Back to the design and while I am quite smitten with the X100VI, the size and button layout can prove tricky at times. I’m not afraid to say that I have pork sausages for fingers, so the on/off button that also doubles as the shutter can inadvertently be pressed at times. I also don’t feel like I can cradle the X100VI in both hands as comfortably as other X series mirrorless cameras when trying to compose a shot.

The hybrid viewfinder (displaying content either in or out of frame), while impressive, is also a little oddly placed for our liking.

As such, all the sleekness of the design may come at the cost of comfort for some.

The ring around the main lens is well placed for those who want to cycle between different shooting modes, and in terms of customisation Fujifilm has served up a wealth of different tones, styles, visuals, and effects to choose from.

This means you can dive really deeply to get the shots that you want, but could also prove a little overwhelming for those who want a more classic point and shoot experience. Thankfully the V100VI caters nicely to this too and if you want to toggle all settings to automatic and not think about things too much, great images are still very easily achievable.

Just point and shoot

So how does it perform?

In a word – expertly.

The 40.2MP X-Trans CMOS 5 HR image sensor is great, although there has been some conjecture about the fact that it is APS-C in nature. Quite frankly, it’s not an issue for me, and does not feel like Fujifilm has delivered an underspecced or underpowered device.

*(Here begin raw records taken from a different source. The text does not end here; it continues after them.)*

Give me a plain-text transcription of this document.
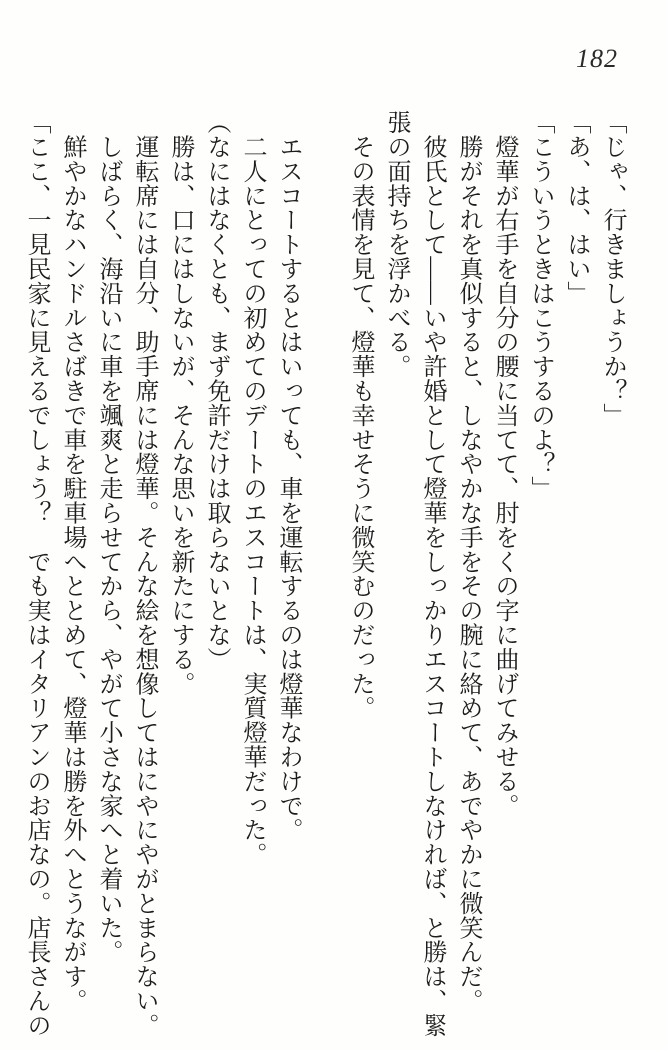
182

「じゃ、行きましょうか？」

「あ、は、はい」

「こういうときはこうするのよ？」

　燈華が右手を自分の腰に当てて、肘をくの字に曲げてみせる。

　勝がそれを真似すると、しなやかな手をその腕に絡めて、あでやかに微笑んだ。

　彼氏として――いや許婚として燈華をしっかりエスコートしなければ、と勝は、緊

張の面持ちを浮かべる。

　その表情を見て、燈華も幸せそうに微笑むのだった。

　エスコートするとはいっても、車を運転するのは燈華なわけで。

　二人にとっての初めてのデートのエスコートは、実質燈華だった。

（なにはなくとも、まず免許だけは取らないとな）

　勝は、口にはしないが、そんな思いを新たにする。

　運転席には自分、助手席には燈華。そんな絵を想像してはにやにやがとまらない。

　しばらく、海沿いに車を颯爽と走らせてから、やがて小さな家へと着いた。

　鮮やかなハンドルさばきで車を駐車場へととめて、燈華は勝を外へとうながす。

「ここ、一見民家に見えるでしょう？　でも実はイタリアンのお店なの。店長さんの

The 35mm (23mm F2 lens) focal length is solid, and the ability to switch between 70mm and 50mm offers a decent enough range.

In terms of a key improvement compared to its predecessor, the Fujifilm X100VI features a new in-body image stabilisation (IBIS) system that the Japanese camera maker says keeps images sharp and videos stable. I cannot attest to how much of an enhancement this is to the previous iteration as I did not review it, but the IBIS system here reminds me of something comparable to the flagship Fujifilm DSLR-killing X mirrorless cameras I’ve tried out in the past.

One of the other elements that has been changed for the X100VI is the 3″ tilting LCD touchscreen on the rear. It can now tilt 45 degrees which helps to address the double-handed cradling I mentioned earlier.

Where the X100VI also wins major points are the 20 Film Simulation modes on offer, all of which are actually based on film that Fujifilm itself has/had created. It means you can get beautifully nuanced images if you take the time to play around with what the company has made available on this camera.

It is these modes that might just be the special ingredient that sets the X100VI apart from everything else on the market. They make a novice photographer feel like a pro at times, and will probably make pros want to experiment more with what they can produce.

In terms of simply making you want to take more pictures, the Fujifilm X100VI achieves this feat effortlessly, making it easy to see what its predecessor, and probably this model too, are so popular.

Final verdict

Much to my chagrin, the influencers are right.

The Fujifilm X100VI is a great all-around camera that will appeal to a wide array of photography enthusiasts. Like its predecessor it will likely become the internet’s favourite new camera, and it has quickly become mine.

Whether you’ll be able to still pick one up, however, when that popularity rises remains to be seen.

My only issue is the recommended retail price, which at ~R34 000 will likely scare some people off despite social media pushing them to buy one.

If you do happen to find one in stock, and are wanting to upgrade or simply add a new daily driver to the arsenal, the Fujifilm X100VI comes highly recommended as a device you’ll be using and enjoying for the next few years easily.